While your clinic performs most of your treatment, they don’t perform it all. They often contract out the work for anesthesia to a third-party doctor group and if PGT is necessary, the work to read the embryo's sample is given to a “reference lab”.

These outside entities will generate their own bills, and if they’re “in network” with your insurance plan, the cost to you may be dramatically lower. In this case, it can be smart to request that the clinic first look to include service providers who are in your network.

Receiving a Diagnosis When One Exists

As you’ll recall, insurance policies that cover fertility treatment often require the patient to wait or undergo cheaper treatments before paying for more costly (and effective) approaches (e.g. IVF).

An exception is when the patient is diagnosed with an underlying condition that will render those approaches useless. Below is language from an actual policy.

You’ll recall from our course on “natural” conception (found here), there are certain requirements needed for “natural” conception to occur. A diagnosis that reflects “natural” conception isn’t possible may improve the odds a patient can bypass natural intercourse in favor of oral medical, bypass oral medication in favor of IUI, bypass IUI in favor of IVF, or bypass using one’s own gametes in favor of donor eggs, donor sperm or gestational surrogacy.
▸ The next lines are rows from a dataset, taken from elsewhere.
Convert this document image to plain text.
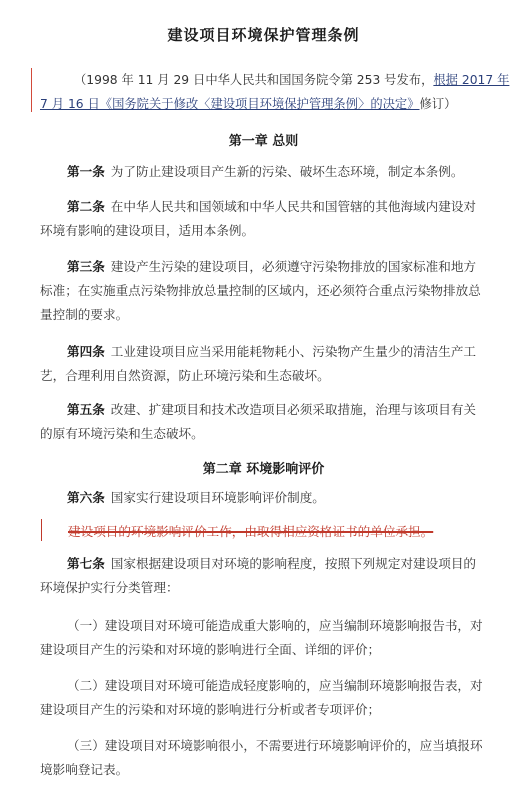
建设项目环境保护管理条例
（1998 年 11 月 29 日中华人民共和国国务院令第 253 号发布，根据 2017 年
7 月 16 日《国务院关于修改〈建设项目环境保护管理条例〉的决定》修订）
第一章 总则
第一条 为了防止建设项目产生新的污染、破坏生态环境，制定本条例。
第二条 在中华人民共和国领域和中华人民共和国管辖的其他海域内建设对
环境有影响的建设项目，适用本条例。
第三条 建设产生污染的建设项目，必须遵守污染物排放的国家标准和地方
标准；在实施重点污染物排放总量控制的区域内，还必须符合重点污染物排放总
量控制的要求。
第四条 工业建设项目应当采用能耗物耗小、污染物产生量少的清洁生产工
艺，合理利用自然资源，防止环境污染和生态破坏。
第五条 改建、扩建项目和技术改造项目必须采取措施，治理与该项目有关
的原有环境污染和生态破坏。
第二章 环境影响评价
第六条 国家实行建设项目环境影响评价制度。
建设项目的环境影响评价工作，由取得相应资格证书的单位承担。
第七条 国家根据建设项目对环境的影响程度，按照下列规定对建设项目的
环境保护实行分类管理：
（一）建设项目对环境可能造成重大影响的，应当编制环境影响报告书，对
建设项目产生的污染和对环境的影响进行全面、详细的评价；
（二）建设项目对环境可能造成轻度影响的，应当编制环境影响报告表，对
建设项目产生的污染和对环境的影响进行分析或者专项评价；
（三）建设项目对环境影响很小，不需要进行环境影响评价的，应当填报环
境影响登记表。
Requirements to Conceive Naturally

If a doctor believes a patient suffers from an infertility-related disease, it's important they “code” the diagnosis as such when paperwork is submitted to the insurance company. Therefore, asking your doctor and clinic to be certain to do this can be an important step.
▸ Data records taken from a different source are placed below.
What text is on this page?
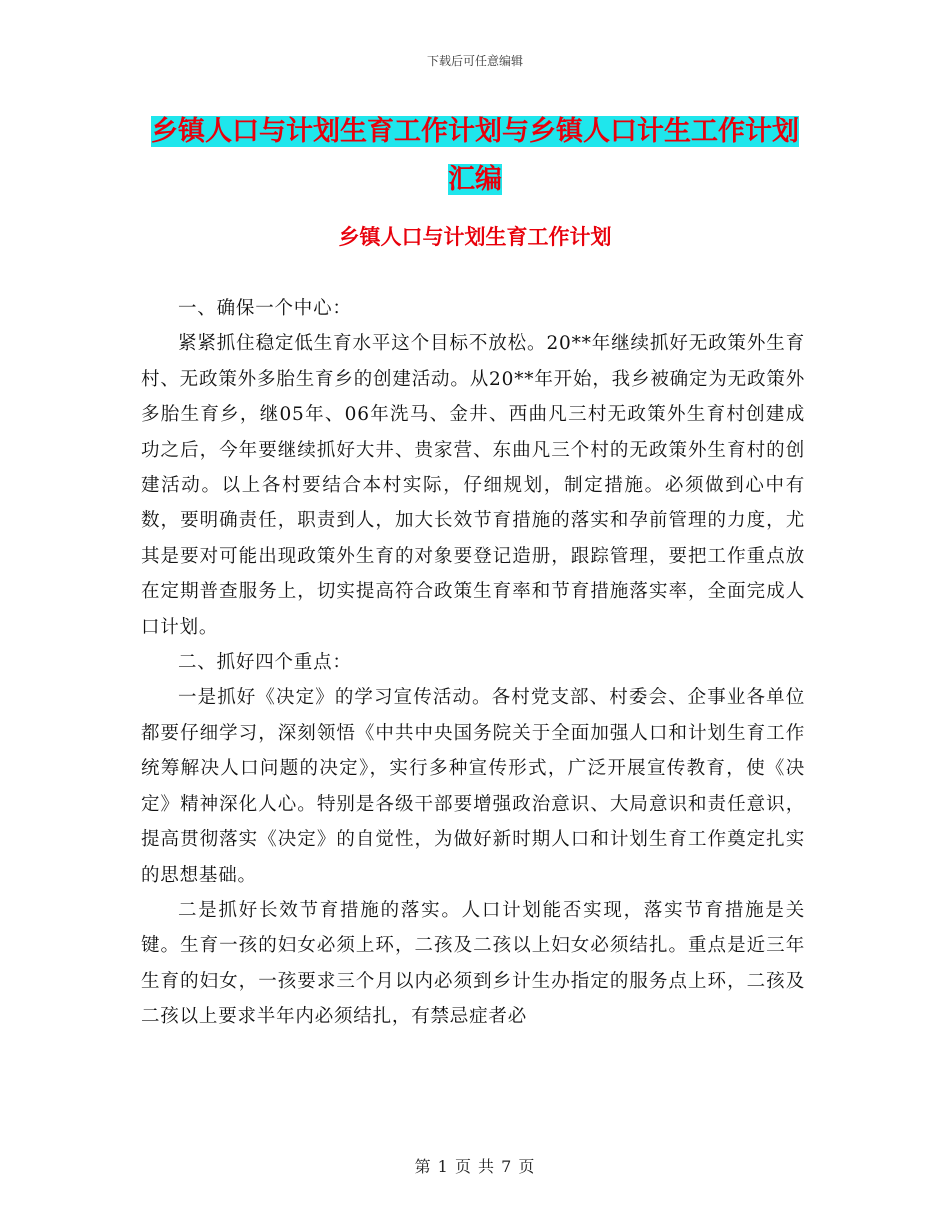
下载后可任意编辑
乡镇人口与计划生育工作计划与乡镇人口计生工作计划汇编
乡镇人口与计划生育工作计划

一、确保一个中心：

紧紧抓住稳定低生育水平这个目标不放松。20**年继续抓好无政策外生育村、无政策外多胎生育乡的创建活动。从20**年开始，我乡被确定为无政策外多胎生育乡，继05年、06年洗马、金井、西曲凡三村无政策外生育村创建成功之后，今年要继续抓好大井、贵家营、东曲凡三个村的无政策外生育村的创建活动。以上各村要结合本村实际，仔细规划，制定措施。必须做到心中有数，要明确责任，职责到人，加大长效节育措施的落实和孕前管理的力度，尤其是要对可能出现政策外生育的对象要登记造册，跟踪管理，要把工作重点放在定期普查服务上，切实提高符合政策生育率和节育措施落实率，全面完成人口计划。

二、抓好四个重点：

一是抓好《决定》的学习宣传活动。各村党支部、村委会、企事业各单位都要仔细学习，深刻领悟《中共中央国务院关于全面加强人口和计划生育工作统筹解决人口问题的决定》，实行多种宣传形式，广泛开展宣传教育，使《决定》精神深化人心。特别是各级干部要增强政治意识、大局意识和责任意识，提高贯彻落实《决定》的自觉性，为做好新时期人口和计划生育工作奠定扎实的思想基础。

二是抓好长效节育措施的落实。人口计划能否实现，落实节育措施是关键。生育一孩的妇女必须上环，二孩及二孩以上妇女必须结扎。重点是近三年生育的妇女，一孩要求三个月以内必须到乡计生办指定的服务点上环，二孩及二孩以上要求半年内必须结扎，有禁忌症者必

第 1 页 共 7 页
For instance, a gay couple may be more likely to qualify for treatment if one partner is determined to have male factor infertility as ascertained by the semen analysis. Common disease states like endometriosis can impact a person’s ability to conceive or carry and so if they exist, it’s important that they be coded into the patient’s chart. In some circumstances, some of your treatment may be covered if the procedure is intended to treat “pain” or “irregular periods” but would not be covered to treat “infertility”.